As proud as Mainz is of her team's on-court success, she is equally as proud of their academic success. Alabama boasts the past two NCAA Elite 89 Award recipients in Macfarlane (2012) and Emily Zabor (2013), along with three consecutive SEC Scholar-Athlete of the Year in Courtney McLane (2011, 12) and Foehse (2013).
"Academic success is imperative. I have always stressed the importance of academics and I always tell my players that no one can ever take your education away from you. I hope to help produce student-athletes who are well equipped to make an impact beyond tennis," says Mainz.
In order to help produce such well-rounded young women, Mainz preaches three core values to her players: having a blue-collar work ethic, striving for constant improvement and working together as a team.
"I always stress that you have to do the work day in and day out," says Mainz. "We also work every day to make improvements. Every single one of our players has gotten better during their time playing tennis for UA. And finally, we try to make sure that our environment is one where there are no superstars; everyone is on an equal plane."
Mainz says that her players play for each other as much as they play with each other.
"We all are cooperative and supportive of each other, and above all, we have fun together," says Mainz. "Everyone on the team has a role to play, whether they're in the number one position or the number eight position. I always tell the girls that we are an 8-cylinder machine, and we have to fire every time we go out."
Looking to the future, Mainz is focused on continuing to recruit not simply the best players but also the right players.
"Recruiting is one of the keys to any successful program. We continue to recruit players who have their best years of tennis in front of them--players who will work hard and display a championship mentality," says Mainz.
Mainz adds that working to build a strong program is a process, and one that the team continues to build upon each season.

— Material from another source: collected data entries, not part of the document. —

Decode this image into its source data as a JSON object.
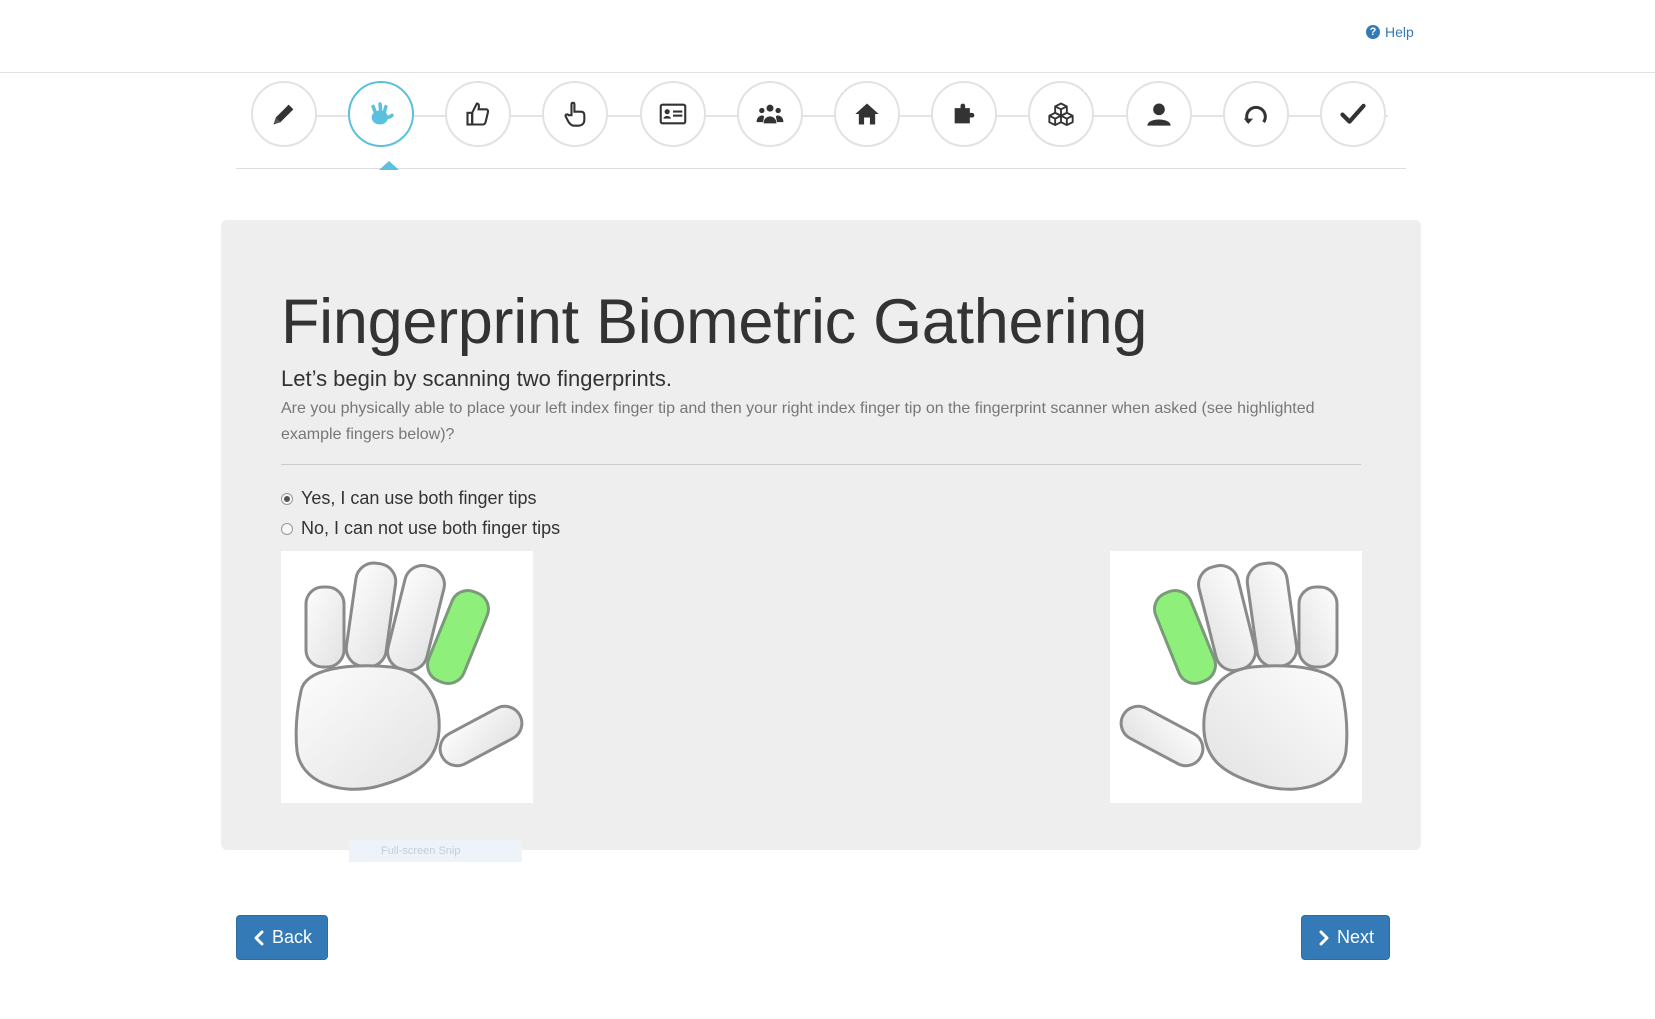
{
  "header": {
    "help_label": "Help",
    "help_icon": "question-circle-icon"
  },
  "steps": [
    {
      "name": "edit",
      "icon": "pencil-icon",
      "active": false
    },
    {
      "name": "fingerprint",
      "icon": "hand-icon",
      "active": true
    },
    {
      "name": "thumb",
      "icon": "thumbs-up-icon",
      "active": false
    },
    {
      "name": "point",
      "icon": "hand-pointer-icon",
      "active": false
    },
    {
      "name": "id-card",
      "icon": "id-card-icon",
      "active": false
    },
    {
      "name": "family",
      "icon": "users-icon",
      "active": false
    },
    {
      "name": "home",
      "icon": "home-icon",
      "active": false
    },
    {
      "name": "puzzle",
      "icon": "puzzle-icon",
      "active": false
    },
    {
      "name": "cubes",
      "icon": "cubes-icon",
      "active": false
    },
    {
      "name": "person",
      "icon": "user-icon",
      "active": false
    },
    {
      "name": "refresh",
      "icon": "undo-icon",
      "active": false
    },
    {
      "name": "done",
      "icon": "check-icon",
      "active": false
    }
  ],
  "main": {
    "title": "Fingerprint Biometric Gathering",
    "subtitle": "Let’s begin by scanning two fingerprints.",
    "question": "Are you physically able to place your left index finger tip and then your right index finger tip on the fingerprint scanner when asked (see highlighted example fingers below)?",
    "options": [
      {
        "label": "Yes, I can use both finger tips",
        "selected": true
      },
      {
        "label": "No, I can not use both finger tips",
        "selected": false
      }
    ],
    "hands": {
      "left_highlight": "index finger",
      "right_highlight": "index finger",
      "highlight_color": "#8ef07a"
    }
  },
  "overlay": {
    "snip_text": "Full-screen Snip"
  },
  "footer": {
    "back_label": "Back",
    "next_label": "Next"
  },
  "colors": {
    "accent": "#5bc0de",
    "primary": "#337ab7",
    "panel_bg": "#eeeeee"
  }
}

"What I really want to emphasize with our program is that everything we do is to help build and increase our level of success," says Mainz. "It's all about playing together and getting better every day. Those strides may be on the court, in the classroom, socially or within the community, but we are always striving to make improvements."

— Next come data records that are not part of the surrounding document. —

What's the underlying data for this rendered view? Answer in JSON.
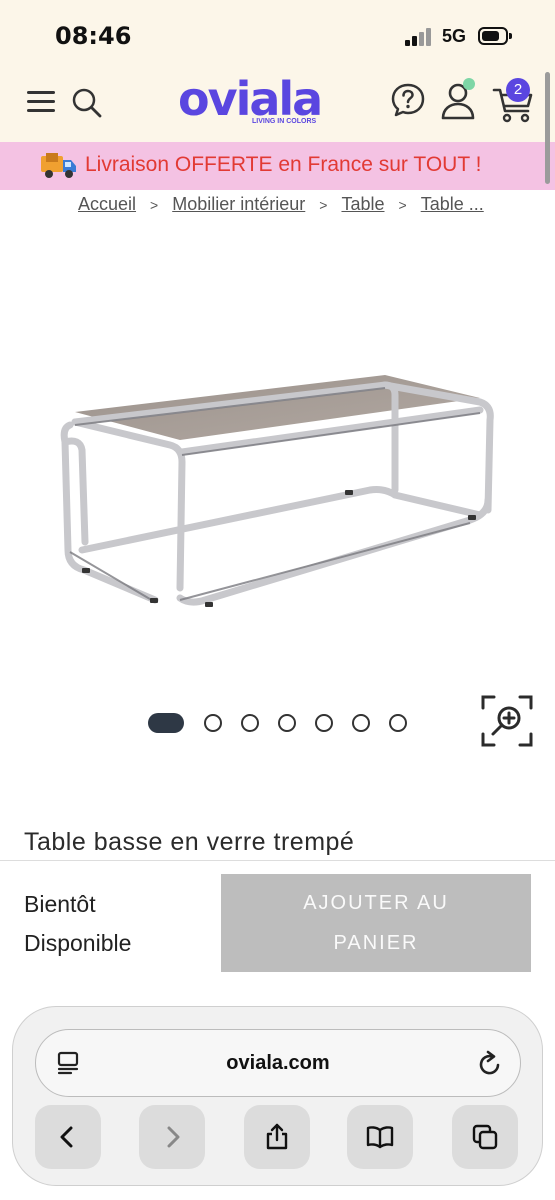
{
  "status_bar": {
    "time": "08:46",
    "network": "5G"
  },
  "header": {
    "logo_text": "oviala",
    "logo_tagline": "LIVING IN COLORS",
    "cart_count": "2",
    "brand_color": "#5a46e0"
  },
  "promo": {
    "text_part1": "Livraison ",
    "text_bold1": "OFFERTE",
    "text_part2": " en France sur ",
    "text_bold2": "TOUT",
    "text_part3": " !",
    "color": "#e23a34",
    "background": "#f4c2e3"
  },
  "breadcrumb": {
    "items": [
      "Accueil",
      "Mobilier intérieur",
      "Table",
      "Table ..."
    ],
    "separator": ">"
  },
  "carousel": {
    "total": 7,
    "active_index": 0
  },
  "product": {
    "title": "Table basse en verre trempé",
    "availability_line1": "Bientôt",
    "availability_line2": "Disponible",
    "add_to_cart_line1": "AJOUTER AU",
    "add_to_cart_line2": "PANIER"
  },
  "browser": {
    "url": "oviala.com"
  },
  "icons": [
    "menu-icon",
    "search-icon",
    "help-icon",
    "user-icon",
    "cart-icon",
    "truck-icon",
    "zoom-icon",
    "tab-icon",
    "reload-icon",
    "back-icon",
    "forward-icon",
    "share-icon",
    "bookmarks-icon",
    "tabs-icon"
  ]
}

Mainz, the only coach in Alabama history to take the Tide to six consecutive NCAA Championships and 10 overall, has coached 10 teams that have finished in the top 40 in addition to 18 singles players and 13 doubles teams ranked in the final Intercollegiate Tennis Association polls. Her 2012 squad made history, wrapping up the season in the No. 11 spot, which is the highest final ranking for the program. The Tide was ranked in the top-10 throughout this past season and also finished at No. 11 in the final poll of 2013.
Mainz is actively involved in collegiate tennis on the national front, serving on the ITA's Operating Committee. She also served as the chairperson for the ITA's South Region for five years and assumed the same role for the newly-formed Southern Region in 2010.
Mainz, once ranked in the top ten nationally in doubles, was a three-year team captain for the University of Houston Cougars and a two-time All-Southwest Conference selection, garnering numerous accolades for her dedication to the game of tennis on the court. Off the court, however, is where she truly shined, earning CoSIDA GTE Academic All-America status and dean's list honors while also being a member of the Omicron Delta Kappa Honor Society. Mainz graduated with a bachelor's degree in kinesiology from Houston in 1991.